Qu’est-ce que le Krump ?
Le Krump est une danse née dans le milieu des années 90 dans les quartiers pauvres de Los Angeles. C’est une danse énergique et cathartique dans laquelle on retrouve des influences hip-hop, de mime et de danses africaines. « Le Krump ça signifie Kingdom Radically Uplifted Mighty Praise, en français on le traduit par « éloge puissant d’un royaume radicalement élevé », je trouve que ça montre bien la dimension spirituelle qui nous transcende dans cette danse. » explique Alexandre Morreau alias « Cyborg », membre du jury des battles.
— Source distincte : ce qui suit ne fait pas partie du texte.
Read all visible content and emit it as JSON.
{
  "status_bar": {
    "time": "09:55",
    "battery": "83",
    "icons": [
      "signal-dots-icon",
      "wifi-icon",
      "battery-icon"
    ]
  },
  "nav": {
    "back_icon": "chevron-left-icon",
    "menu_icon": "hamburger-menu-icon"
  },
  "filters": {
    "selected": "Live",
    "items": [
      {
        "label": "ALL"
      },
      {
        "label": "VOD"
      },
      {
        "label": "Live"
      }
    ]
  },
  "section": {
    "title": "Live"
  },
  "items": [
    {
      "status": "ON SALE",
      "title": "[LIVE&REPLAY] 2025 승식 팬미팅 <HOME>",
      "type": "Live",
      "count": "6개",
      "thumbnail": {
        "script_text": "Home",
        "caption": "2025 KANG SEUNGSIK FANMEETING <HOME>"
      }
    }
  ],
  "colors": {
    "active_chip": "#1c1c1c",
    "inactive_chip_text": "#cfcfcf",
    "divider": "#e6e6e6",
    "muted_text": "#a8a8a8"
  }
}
Expressive tant bien au niveau des mouvements du corps que du visage, le krump raconte de manière sublimée l’histoire d’un combat entre le danseur et son adversaire. D’apparence très agressive, elle permettait aux jeunes des quartiers de canaliser leur colère, leur rage, leur revendications sans aucun conflit physique entre les danseurs. « Le krump pour moi c’est un moyen d’expression, comme une prière, un exutoire » précise Katanaah, danseuse krump depuis 7 ans.
Les krumpeurs entremêlent des mouvements improvisés sur la base de « stomp » (les pieds tapent le sol), arm swing (mime d’un coup de poing, d’un jet de projectile), chest pop (mouvement de poitrine vers le haut) et jab (jet puis arrêt du mouvement) sur des instrumentales électroniques et rap rythmées par des basses puissances, expliquait la gérante du compte instagram @instant.krump dans le public.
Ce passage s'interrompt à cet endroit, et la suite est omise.